「悪い、俺ちょっと用事できた。やっぱ帰るわ」

美月が人混みに悪戦苦闘している間に、俺はにこりと微笑んで宏にそう告げた。上手くやれよ、と口を動かすと、彼は焦ったように短く息を吸い込む。

俺がいたら彼は満足に彼女にアプローチできないのは目に見えているのだ。邪魔者は退散するに限る。

あ、あ、と意味の無い言葉を発しながら、どんどんと表情が強張っていくのがはっきりと見て取れた。なんだ、そんなに2人にされるのが怖いのか?

「じゃあな」

俺を求めて伸ばされた手が何だか可笑しくて、笑いながら駆け出した。
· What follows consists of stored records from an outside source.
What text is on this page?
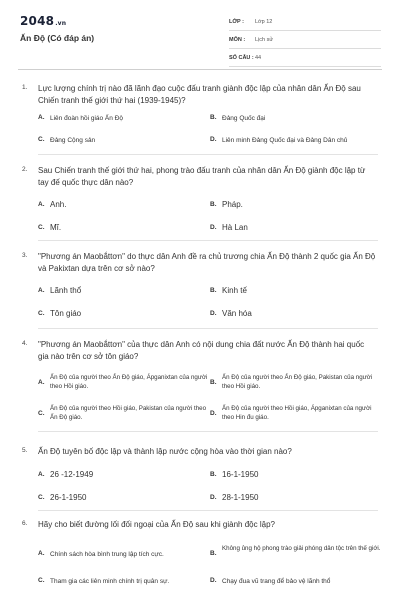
2048.vn
Ấn Độ (Có đáp án)
LỚP :	Lớp 12
MÔN :	Lịch sử
SỐ CÂU : 44
1. Lực lượng chính trị nào đã lãnh đạo cuộc đấu tranh giành độc lập của nhân dân Ấn Độ sau Chiến tranh thế giới thứ hai (1939-1945)?
A. Liên đoàn hồi giáo Ấn Độ	B. Đảng Quốc đại
C. Đảng Cộng sản	D. Liên minh Đảng Quốc đại và Đảng Dân chủ
2. Sau Chiến tranh thế giới thứ hai, phong trào đấu tranh của nhân dân Ấn Độ giành độc lập từ tay đế quốc thực dân nào?
A. Anh.	B. Pháp.
C. Mĩ.	D. Hà Lan
3. "Phương án Maobắttơn" do thực dân Anh đề ra chủ trương chia Ấn Độ thành 2 quốc gia Ấn Độ và Pakixtan dựa trên cơ sở nào?
A. Lãnh thổ	B. Kinh tế
C. Tôn giáo	D. Văn hóa
4. "Phương án Maobắttơn" của thực dân Anh có nội dung chia đất nước Ấn Độ thành hai quốc gia nào trên cơ sở tôn giáo?
A.
Ấn Độ của người theo Ấn Độ giáo, Ápganixtan của người theo Hồi giáo.
B.
Ấn Độ của người theo Ấn Độ giáo, Pakistan của người theo Hồi giáo.
C.
Ấn Độ của người theo Hồi giáo, Pakistan của người theo Ấn Độ giáo.
D.
Ấn Độ của người theo Hồi giáo, Ápganixtan của người theo Hin đu giáo.
5. Ấn Độ tuyên bố độc lập và thành lập nước cộng hòa vào thời gian nào?
A. 26 -12-1949	B. 16-1-1950
C. 26-1-1950	D. 28-1-1950
6. Hãy cho biết đường lối đối ngoại của Ấn Độ sau khi giành độc lập?
A. Chính sách hòa bình trung lập tích cực.	B.
Không ủng hộ phong trào giải phóng dân tộc trên thế giới.
C. Tham gia các liên minh chính trị quân sự.	D. Chạy đua vũ trang để bảo vệ lãnh thổ
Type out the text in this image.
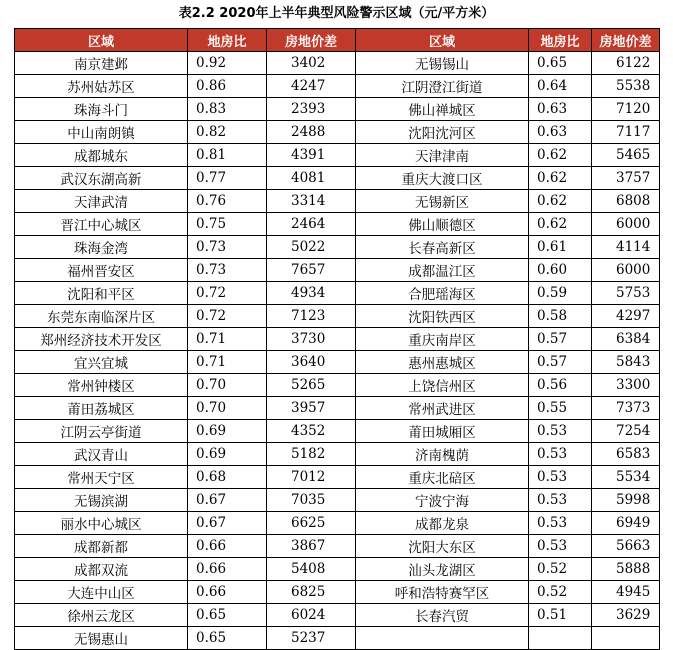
表2.2 2020年上半年典型风险警示区域（元/平方米）
区域	地房比	房地价差	区域	地房比	房地价差
南京建邺	0.92	3402	无锡锡山	0.65	6122
苏州姑苏区	0.86	4247	江阴澄江街道	0.64	5538
珠海斗门	0.83	2393	佛山禅城区	0.63	7120
中山南朗镇	0.82	2488	沈阳沈河区	0.63	7117
成都城东	0.81	4391	天津津南	0.62	5465
武汉东湖高新	0.77	4081	重庆大渡口区	0.62	3757
天津武清	0.76	3314	无锡新区	0.62	6808
晋江中心城区	0.75	2464	佛山顺德区	0.62	6000
珠海金湾	0.73	5022	长春高新区	0.61	4114
福州晋安区	0.73	7657	成都温江区	0.60	6000
沈阳和平区	0.72	4934	合肥瑶海区	0.59	5753
东莞东南临深片区	0.72	7123	沈阳铁西区	0.58	4297
郑州经济技术开发区	0.71	3730	重庆南岸区	0.57	6384
宜兴宜城	0.71	3640	惠州惠城区	0.57	5843
常州钟楼区	0.70	5265	上饶信州区	0.56	3300
莆田荔城区	0.70	3957	常州武进区	0.55	7373
江阴云亭街道	0.69	4352	莆田城厢区	0.53	7254
武汉青山	0.69	5182	济南槐荫	0.53	6583
常州天宁区	0.68	7012	重庆北碚区	0.53	5534
无锡滨湖	0.67	7035	宁波宁海	0.53	5998
丽水中心城区	0.67	6625	成都龙泉	0.53	6949
成都新都	0.66	3867	沈阳大东区	0.53	5663
成都双流	0.66	5408	汕头龙湖区	0.52	5888
大连中山区	0.66	6825	呼和浩特赛罕区	0.52	4945
徐州云龙区	0.65	6024	长春汽贸	0.51	3629
无锡惠山	0.65	5237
いやはや恋のキューピットになるって、こんなにも気持ちの良い事なのか。気分が晴れ晴れして、ミントのように清々しい空気が胸をいっぱいに満たすようで。


駆けて


駆けて



駆けて




駆けて















立ち止まる。
階段を2段とばしに上がって来たせいか、肺が空気を求めて激しく喘いだ。麦わら帽子を外し、オレンジのギンガムチェックのリボンが巻かれたテディベア。ドアに掛かったcloseの文字。